The healing of bone defects with Tissue engineering methods like mesenchymal precursor cells in a physiological matrix becomes increasing importance in orthopedic and trauma surgery. The effect of the osteogenic differentiation of bone marrow cells in vitro on the healing of the defect in vivo is still unclear.Autologous mesenchymal precursor cells were isolated from tibial bone chips from 15 adult Chinchilla Bastard rabbits. The cells were seaded in a concentration of 5 Mio/ml in fibrin glue (Beriplast®;, Aventis, Germany), diluted 1:7 with 0.9% NaCl. The autologous mesenchymal precursor cells were used unstimulated or stimulated for 1 week with dexamethasone or vitamin D3. The fibrin-cell-beads were implanted in cylindrical bone defects of the lateral distal femur (diameter 8.25×6 mm). Untreated defects, defects treated with fibrin glue alone or with autologous bone chips served as controls. The animals were sacrificed after 6 weeks. The healing of the defects was evaluated by fluorochrome labeling and micro-x-rays.

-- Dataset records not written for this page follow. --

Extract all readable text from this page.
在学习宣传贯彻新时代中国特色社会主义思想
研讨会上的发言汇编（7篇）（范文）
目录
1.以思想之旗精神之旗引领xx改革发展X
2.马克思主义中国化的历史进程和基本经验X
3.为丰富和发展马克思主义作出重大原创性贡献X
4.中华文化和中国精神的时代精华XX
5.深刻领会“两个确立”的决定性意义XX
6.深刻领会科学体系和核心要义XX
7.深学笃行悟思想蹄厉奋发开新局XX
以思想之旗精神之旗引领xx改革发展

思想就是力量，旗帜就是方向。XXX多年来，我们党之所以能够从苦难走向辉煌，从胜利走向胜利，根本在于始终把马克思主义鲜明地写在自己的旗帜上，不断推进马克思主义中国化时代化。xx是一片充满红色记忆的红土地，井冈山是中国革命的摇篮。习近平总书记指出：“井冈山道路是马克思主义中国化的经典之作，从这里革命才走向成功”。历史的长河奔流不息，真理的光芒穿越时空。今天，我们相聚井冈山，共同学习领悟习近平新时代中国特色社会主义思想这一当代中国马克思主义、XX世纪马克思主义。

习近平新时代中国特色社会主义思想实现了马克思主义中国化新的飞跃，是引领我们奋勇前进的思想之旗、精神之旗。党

After 6 weeks an average of 66.38% of the volume of the untreated defects were filled with bone tissue. Fibrin glue alone had no influence on the healing of the defect (67.01%). With fibrin glue and unstimulated cells an averidge defect healing of 73.37% was achived (p > 0.05). The stimulation of the transplanted cells with dexamethasone (61.16%) or vitamin D3 (57.47%) had no significant effect. Only the treatment with autologous spongiosa chips had a significant influence on the healing of the defects (96.98%).No positive effect of the osteogenic differentiation of autologous mesenchymal precursor cells was detectable in the healing of bone defects in the demonstrated rabbit model. The treatment of bone defects with autologous spongiosa chips is still the treatment of choice in orthopedic and trauma surgery.